8. Hydroxyurea (Hydroxycarbamide)
Hydroxyurea is often used briefly at diagnosis to lower very high white cell counts while waiting for TKI approval or to control counts if TKIs are delayed. It interferes with DNA synthesis in rapidly dividing cells. It is taken by mouth and can cause low blood counts, mouth sores, and skin changes with long-term use.
9. Interferon-alpha (standard or pegylated forms)
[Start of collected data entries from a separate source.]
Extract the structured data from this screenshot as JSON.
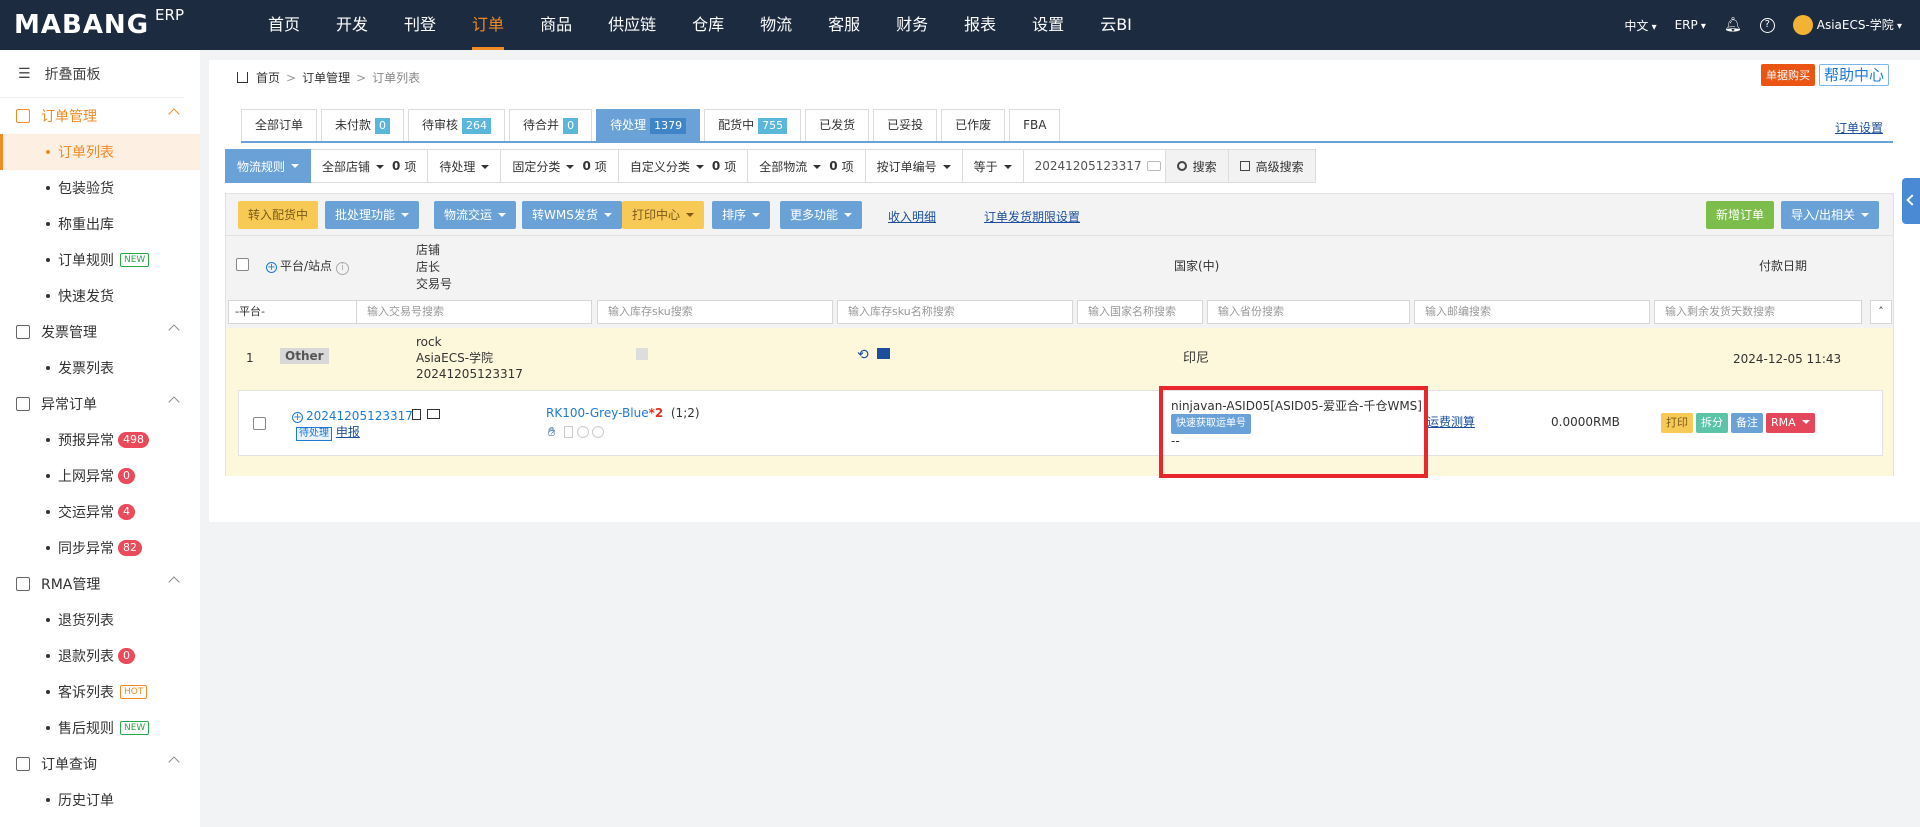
{
  "brand": {
    "logo": "MABANG",
    "sub": "ERP"
  },
  "mainnav": [
    "首页",
    "开发",
    "刊登",
    "订单",
    "商品",
    "供应链",
    "仓库",
    "物流",
    "客服",
    "财务",
    "报表",
    "设置",
    "云BI"
  ],
  "mainnav_active": "订单",
  "topright": {
    "lang": "中文",
    "erp": "ERP",
    "user": "AsiaECS-学院"
  },
  "sidebar": {
    "collapse": "折叠面板",
    "groups": [
      {
        "label": "订单管理",
        "items": [
          "订单列表",
          "包装验货",
          "称重出库",
          "订单规则",
          "快速发货"
        ]
      },
      {
        "label": "发票管理",
        "items": [
          "发票列表"
        ]
      },
      {
        "label": "异常订单",
        "items": [
          "预报异常",
          "上网异常",
          "交运异常",
          "同步异常"
        ]
      },
      {
        "label": "RMA管理",
        "items": [
          "退货列表",
          "退款列表",
          "客诉列表",
          "售后规则"
        ]
      },
      {
        "label": "订单查询",
        "items": [
          "历史订单"
        ]
      }
    ],
    "badges": {
      "new": "NEW",
      "hot": "HOT",
      "预报异常": "498",
      "上网异常": "0",
      "交运异常": "4",
      "同步异常": "82",
      "退款列表": "0"
    }
  },
  "breadcrumb": {
    "home": "首页",
    "level2": "订单管理",
    "current": "订单列表"
  },
  "top_actions": {
    "single_buy": "单据购买",
    "help": "帮助中心"
  },
  "tabs": [
    {
      "label": "全部订单",
      "count": ""
    },
    {
      "label": "未付款",
      "count": "0"
    },
    {
      "label": "待审核",
      "count": "264"
    },
    {
      "label": "待合并",
      "count": "0"
    },
    {
      "label": "待处理",
      "count": "1379"
    },
    {
      "label": "配货中",
      "count": "755"
    },
    {
      "label": "已发货",
      "count": ""
    },
    {
      "label": "已妥投",
      "count": ""
    },
    {
      "label": "已作废",
      "count": ""
    },
    {
      "label": "FBA",
      "count": ""
    }
  ],
  "tabs_active": "待处理",
  "order_settings": "订单设置",
  "filters": {
    "logistics_rule": "物流规则",
    "all_stores": "全部店铺",
    "stores_count": "0",
    "unit": "项",
    "status": "待处理",
    "fixed_cat": "固定分类",
    "fixed_count": "0",
    "custom_cat": "自定义分类",
    "custom_count": "0",
    "all_logistics": "全部物流",
    "logistics_count": "0",
    "by_order_no": "按订单编号",
    "equals": "等于",
    "search_value": "20241205123317",
    "search": "搜索",
    "adv_search": "高级搜索"
  },
  "actions": {
    "to_picking": "转入配货中",
    "batch": "批处理功能",
    "logistics_ship": "物流交运",
    "wms_ship": "转WMS发货",
    "print_center": "打印中心",
    "sort": "排序",
    "more": "更多功能",
    "income_detail": "收入明细",
    "deadline_settings": "订单发货期限设置",
    "new_order": "新增订单",
    "import_export": "导入/出相关"
  },
  "table_header": {
    "platform": "平台/站点",
    "store": "店铺",
    "store_owner": "店长",
    "trade_no": "交易号",
    "country": "国家(中)",
    "pay_date": "付款日期"
  },
  "search_row": {
    "platform_select": "-平台-",
    "placeholders": [
      "输入交易号搜索",
      "输入库存sku搜索",
      "输入库存sku名称搜索",
      "输入国家名称搜索",
      "输入省份搜索",
      "输入邮编搜索",
      "输入剩余发货天数搜索"
    ]
  },
  "order": {
    "index": "1",
    "platform": "Other",
    "store": "rock",
    "store_owner": "AsiaECS-学院",
    "trade_no": "20241205123317",
    "country": "印尼",
    "pay_date": "2024-12-05 11:43",
    "order_no": "20241205123317",
    "status_tag": "待处理",
    "report": "申报",
    "sku": "RK100-Grey-Blue",
    "qty_prefix": "*",
    "qty": "2",
    "qty_note": "(1;2)",
    "logistics": "ninjavan-ASID05[ASID05-爱亚合-千仓WMS]",
    "fetch_tracking": "快速获取运单号",
    "tracking": "--",
    "freight_calc": "运费测算",
    "amount": "0.0000RMB",
    "btn_print": "打印",
    "btn_split": "拆分",
    "btn_note": "备注",
    "btn_rma": "RMA"
  },
  "colors": {
    "nav_bg": "#1c2b3f",
    "accent": "#f08a24",
    "blue": "#6aa2d8",
    "highlight": "#e8262b"
  }
}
Interferon-alpha is an older treatment that boosts the immune system’s attack on leukemia cells. It is now mainly used in special cases, such as during pregnancy when TKIs are avoided. It is injected under the skin several times a week or less often for pegylated forms. Side effects include flu-like symptoms, depression, and low blood counts.
10. Allopurinol
Allopurinol is used to prevent or treat high uric acid levels that can occur when many leukemia cells are destroyed quickly (tumor lysis syndrome). It blocks xanthine oxidase, an enzyme that helps make uric acid. Typical dosing is once to three times daily, depending on kidney function. Side effects include rash and rare severe allergic reactions.
11. Rasburicase
Rasburicase is another medicine for high uric acid in high-risk tumor lysis. It breaks down uric acid into a more soluble compound. It is given intravenously in the hospital. Because of possible allergic reactions and breakdown of red cells in people with G6PD deficiency, it is used with careful monitoring.
12. Anti-nausea medicines (e.g., ondansetron)
TKIs can cause nausea and vomiting. Medicines like ondansetron block serotonin receptors in the gut and brain to reduce nausea. They are taken by mouth or given by injection before or after TKI dosing. Common side effects include constipation and headache. Controlling nausea helps patients keep taking life-saving CML medicine.
13. Proton pump inhibitors or H2 blockers (with caution)
These medicines, such as omeprazole or famotidine, reduce stomach acid and help with reflux or stomach upset. However, acid-reducing drugs can change how some TKIs are absorbed, so they must be used only under medical advice. Side effects may include headache, diarrhea, and, with long-term use, nutrient deficiencies.
14. Diuretics (e.g., furosemide)
Diuretics may be used if CML or its treatment causes fluid overload or swelling. They make the kidneys pass more salt and water. Typical dosing is once or twice daily. Side effects can include low potassium, dizziness, and dehydration, so blood electrolytes are checked regularly.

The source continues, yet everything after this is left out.